Sur une photo prise à Nagasaki le 10 août 1945, la ville apparaît comme un champ de gravats duquel émergent, si l’on y prête suffisamment attention, des ossements calcinés. Le ciel est blanc. Inexplicablement, une jeune femme se tient debout dans cet espace sans qu’il y ait trace sur elle de la dévastation. C’est comme une infraction temporelle, cette jeune femme « d’avant la bombe » dans le paysage « d’après la bombe ». Seul un chant d’une beauté inouïe peut donner une dimension à ce document. Sans ce chant, on ne peut pas l’appréhender. On le regarde comme un photomontage sur fond de paysage lunaire. Mais que s’élève ce chant dans l’espace blanc de la photo et on en conçoit l’horreur indicible.
20 L’homme des cavernes a su que la réplique à l’irréparable était la beauté. L’homme moderne a appris que seule l’action concertée des hommes sur la société – la politique- lui épargnerait d’être le jouet des mouvements erratiques de celle-ci. L’homme postmoderne a oublié l’un et l’autre mais, au final, il lui reste le Chant de la Disparition.
21 A la fin du Précambrien, une algue microscopique a proliféré. Son succès a été tel qu’elle a tapissé le fond des océans d’une épaisse gangue de craie et qu’elle a considérablement modifié la composition de l’atmosphère terrestre, lui apportant par photosynthèse la part d’oxygène qui la caractérise. Par là-même, elle a modifié les conditions de la vie sur la terre et rendu celles-ci incompatibles avec sa propre survie.

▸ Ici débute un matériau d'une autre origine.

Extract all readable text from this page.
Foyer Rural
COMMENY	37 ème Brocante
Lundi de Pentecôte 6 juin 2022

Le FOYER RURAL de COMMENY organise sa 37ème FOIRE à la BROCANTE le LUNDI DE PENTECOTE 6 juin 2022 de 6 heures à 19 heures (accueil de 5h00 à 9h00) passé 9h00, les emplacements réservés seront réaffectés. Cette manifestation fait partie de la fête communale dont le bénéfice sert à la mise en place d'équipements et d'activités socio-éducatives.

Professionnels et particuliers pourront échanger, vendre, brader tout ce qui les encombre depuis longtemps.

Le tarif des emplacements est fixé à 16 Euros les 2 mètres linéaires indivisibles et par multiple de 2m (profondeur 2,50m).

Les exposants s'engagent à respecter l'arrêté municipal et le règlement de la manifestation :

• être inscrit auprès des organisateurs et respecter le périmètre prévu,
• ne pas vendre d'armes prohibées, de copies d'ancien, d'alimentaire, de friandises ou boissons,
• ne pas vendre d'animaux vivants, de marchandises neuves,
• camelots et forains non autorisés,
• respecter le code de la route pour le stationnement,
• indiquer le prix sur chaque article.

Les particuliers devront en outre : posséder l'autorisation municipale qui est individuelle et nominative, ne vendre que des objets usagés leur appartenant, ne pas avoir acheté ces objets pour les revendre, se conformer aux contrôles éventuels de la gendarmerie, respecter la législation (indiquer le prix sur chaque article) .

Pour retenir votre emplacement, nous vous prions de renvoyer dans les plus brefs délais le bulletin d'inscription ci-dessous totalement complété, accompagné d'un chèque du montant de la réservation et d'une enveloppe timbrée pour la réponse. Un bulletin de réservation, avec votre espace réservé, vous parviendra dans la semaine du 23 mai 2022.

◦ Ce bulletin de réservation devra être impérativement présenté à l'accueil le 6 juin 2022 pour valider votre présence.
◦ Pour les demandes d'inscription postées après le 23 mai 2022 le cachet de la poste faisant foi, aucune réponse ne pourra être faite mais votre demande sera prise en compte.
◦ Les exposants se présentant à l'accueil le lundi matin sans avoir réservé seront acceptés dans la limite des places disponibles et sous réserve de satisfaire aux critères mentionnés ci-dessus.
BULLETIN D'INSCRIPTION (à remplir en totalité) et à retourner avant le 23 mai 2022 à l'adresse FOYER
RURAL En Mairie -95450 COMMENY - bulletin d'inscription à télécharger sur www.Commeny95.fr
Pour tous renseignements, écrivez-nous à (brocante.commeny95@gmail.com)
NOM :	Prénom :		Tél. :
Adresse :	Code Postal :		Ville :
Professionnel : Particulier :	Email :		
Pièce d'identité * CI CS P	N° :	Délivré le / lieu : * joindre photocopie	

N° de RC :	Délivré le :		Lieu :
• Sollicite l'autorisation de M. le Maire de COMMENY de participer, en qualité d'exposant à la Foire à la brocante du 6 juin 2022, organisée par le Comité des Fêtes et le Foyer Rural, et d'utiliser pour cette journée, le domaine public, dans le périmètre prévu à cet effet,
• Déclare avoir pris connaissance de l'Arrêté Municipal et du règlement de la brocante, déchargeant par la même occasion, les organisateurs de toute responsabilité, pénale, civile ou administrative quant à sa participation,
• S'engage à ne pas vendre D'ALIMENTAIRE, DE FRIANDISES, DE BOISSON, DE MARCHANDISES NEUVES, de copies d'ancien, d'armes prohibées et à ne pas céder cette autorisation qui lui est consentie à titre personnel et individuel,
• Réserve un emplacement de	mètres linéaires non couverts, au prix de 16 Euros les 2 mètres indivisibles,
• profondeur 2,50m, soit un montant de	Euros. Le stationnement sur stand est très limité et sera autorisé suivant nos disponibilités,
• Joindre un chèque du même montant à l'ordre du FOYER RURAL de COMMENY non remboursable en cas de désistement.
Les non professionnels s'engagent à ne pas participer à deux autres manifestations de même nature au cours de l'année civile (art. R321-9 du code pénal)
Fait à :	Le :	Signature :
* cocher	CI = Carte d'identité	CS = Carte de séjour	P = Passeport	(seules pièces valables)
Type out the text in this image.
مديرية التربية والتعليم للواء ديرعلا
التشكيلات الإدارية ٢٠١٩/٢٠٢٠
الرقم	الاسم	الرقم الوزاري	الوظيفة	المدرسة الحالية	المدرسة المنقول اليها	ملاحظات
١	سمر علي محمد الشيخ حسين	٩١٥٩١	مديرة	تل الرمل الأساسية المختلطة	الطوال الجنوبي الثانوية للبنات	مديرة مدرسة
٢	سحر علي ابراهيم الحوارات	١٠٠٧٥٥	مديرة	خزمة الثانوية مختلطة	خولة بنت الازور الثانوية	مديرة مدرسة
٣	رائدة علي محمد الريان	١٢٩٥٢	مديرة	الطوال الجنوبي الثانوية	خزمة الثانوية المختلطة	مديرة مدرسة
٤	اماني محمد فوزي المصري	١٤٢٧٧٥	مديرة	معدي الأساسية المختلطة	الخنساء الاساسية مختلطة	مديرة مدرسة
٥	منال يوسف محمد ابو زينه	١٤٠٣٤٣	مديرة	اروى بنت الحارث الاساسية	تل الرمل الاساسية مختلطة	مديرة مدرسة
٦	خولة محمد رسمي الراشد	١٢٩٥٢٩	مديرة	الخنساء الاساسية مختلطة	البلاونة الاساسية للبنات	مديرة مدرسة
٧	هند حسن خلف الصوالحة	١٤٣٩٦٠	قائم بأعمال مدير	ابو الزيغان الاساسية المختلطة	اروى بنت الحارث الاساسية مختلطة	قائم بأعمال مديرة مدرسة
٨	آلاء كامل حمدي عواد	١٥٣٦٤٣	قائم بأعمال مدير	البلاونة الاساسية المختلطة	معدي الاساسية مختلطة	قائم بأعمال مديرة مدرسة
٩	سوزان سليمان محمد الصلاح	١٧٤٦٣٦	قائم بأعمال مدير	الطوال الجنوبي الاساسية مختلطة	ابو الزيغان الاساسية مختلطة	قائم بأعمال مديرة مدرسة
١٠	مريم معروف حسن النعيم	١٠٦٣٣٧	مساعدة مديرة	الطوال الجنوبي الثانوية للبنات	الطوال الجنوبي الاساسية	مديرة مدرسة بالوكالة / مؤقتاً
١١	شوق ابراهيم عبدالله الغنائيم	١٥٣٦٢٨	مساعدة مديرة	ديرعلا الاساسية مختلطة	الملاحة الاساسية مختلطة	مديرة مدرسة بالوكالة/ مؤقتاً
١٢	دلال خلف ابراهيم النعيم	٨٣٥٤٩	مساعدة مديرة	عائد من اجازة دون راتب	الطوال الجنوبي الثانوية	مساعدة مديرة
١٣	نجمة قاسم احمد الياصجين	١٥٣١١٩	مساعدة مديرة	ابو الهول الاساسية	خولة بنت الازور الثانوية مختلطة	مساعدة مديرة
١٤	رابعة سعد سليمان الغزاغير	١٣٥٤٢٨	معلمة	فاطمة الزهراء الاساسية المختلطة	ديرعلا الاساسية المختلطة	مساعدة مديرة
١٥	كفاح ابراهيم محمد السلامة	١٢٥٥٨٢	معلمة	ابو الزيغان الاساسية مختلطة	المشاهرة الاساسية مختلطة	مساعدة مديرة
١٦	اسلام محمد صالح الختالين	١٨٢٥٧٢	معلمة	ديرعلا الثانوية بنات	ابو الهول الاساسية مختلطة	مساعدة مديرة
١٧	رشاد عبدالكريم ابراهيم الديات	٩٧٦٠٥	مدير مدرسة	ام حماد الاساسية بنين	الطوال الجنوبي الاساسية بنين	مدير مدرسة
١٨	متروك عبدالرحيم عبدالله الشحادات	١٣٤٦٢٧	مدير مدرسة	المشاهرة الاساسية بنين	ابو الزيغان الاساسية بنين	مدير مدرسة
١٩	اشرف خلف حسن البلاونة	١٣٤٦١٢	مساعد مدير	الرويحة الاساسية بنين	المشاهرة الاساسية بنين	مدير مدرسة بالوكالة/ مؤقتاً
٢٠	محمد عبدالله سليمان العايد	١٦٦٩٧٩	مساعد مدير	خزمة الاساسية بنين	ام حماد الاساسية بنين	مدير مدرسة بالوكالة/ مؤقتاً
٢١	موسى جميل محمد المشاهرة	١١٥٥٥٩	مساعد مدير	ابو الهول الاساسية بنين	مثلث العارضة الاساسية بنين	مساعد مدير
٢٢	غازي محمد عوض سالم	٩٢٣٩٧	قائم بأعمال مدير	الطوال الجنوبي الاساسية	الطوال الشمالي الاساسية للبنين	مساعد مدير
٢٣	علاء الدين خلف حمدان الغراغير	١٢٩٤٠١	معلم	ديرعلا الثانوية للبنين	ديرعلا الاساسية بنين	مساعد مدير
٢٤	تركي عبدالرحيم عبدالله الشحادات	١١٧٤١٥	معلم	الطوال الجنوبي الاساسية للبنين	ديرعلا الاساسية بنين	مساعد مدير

Au moment de disparaître, la petite algue qui avait tellement prospéré pendant des millions d’années n’a pas compris ce qui se passait.
22 Se peut-il que l’homme soit un cul-de-sac de l’évolution ?
Oui, cela se peut.
Quel genre de cul-de-sac ?
Comme la petite algue dont la prolifération à elle-même fatale a permis l’explosion de la diversité ?
Comme les dinosaures qui, en cédant la place, ont permis l’émergence d’une nouvelle complexité ?
Ou comme un malheureux cataclysme laissant la planète désolée ?
23 Lorsqu’un déséquilibre apparaît, sa progression semble d’abord régulière : c’est que l’accélération n’est pas encore sensible. Quand elle le devient, on est déjà en fin de processus : le changement d’état est imminent et il faut être prêt au grand saut dans le non connu.
24 La communauté des hommes peut-elle espérer en la poignée de privilégiés qui survivra dans ses bunkers pressurisés et climatisés pour perpétuer l’espèce humaine ? Il ne faut pas trop qu’elle compte là-dessus. Le changement d’état qui reviendrait à un écosystème terrestre à nouveau compatible avec la vie humaine peut survenir dans des centaines de milliers d’années. Ou des millions. Ou jamais. C’est mettre la patience des survivants à rude épreuve alors qu’il leur sera si facile de s’entretuer pour les dernières ressources.
A tout le moins, en cas d’extrême rapidité du cataclysme, la communauté des hommes peut-elle compter sur ces privilégiés survivants pour élaborer une version ultime du Chant de la Disparition ? C’est beaucoup demander à des rescapés qui auront à soigner la nostalgie du bon temps en avalant compulsivement du pop corn devant des DVD ou en snifant frénétiquement des lignes de coke.
Cependant, un miracle est toujours possible : un nouveau Mozart composant le Requiem de l’Existence humaine sur le seuil du néant.
25 Le Chant de la Disparition n’a de pertinence que jusqu’à la disparition de l’homme.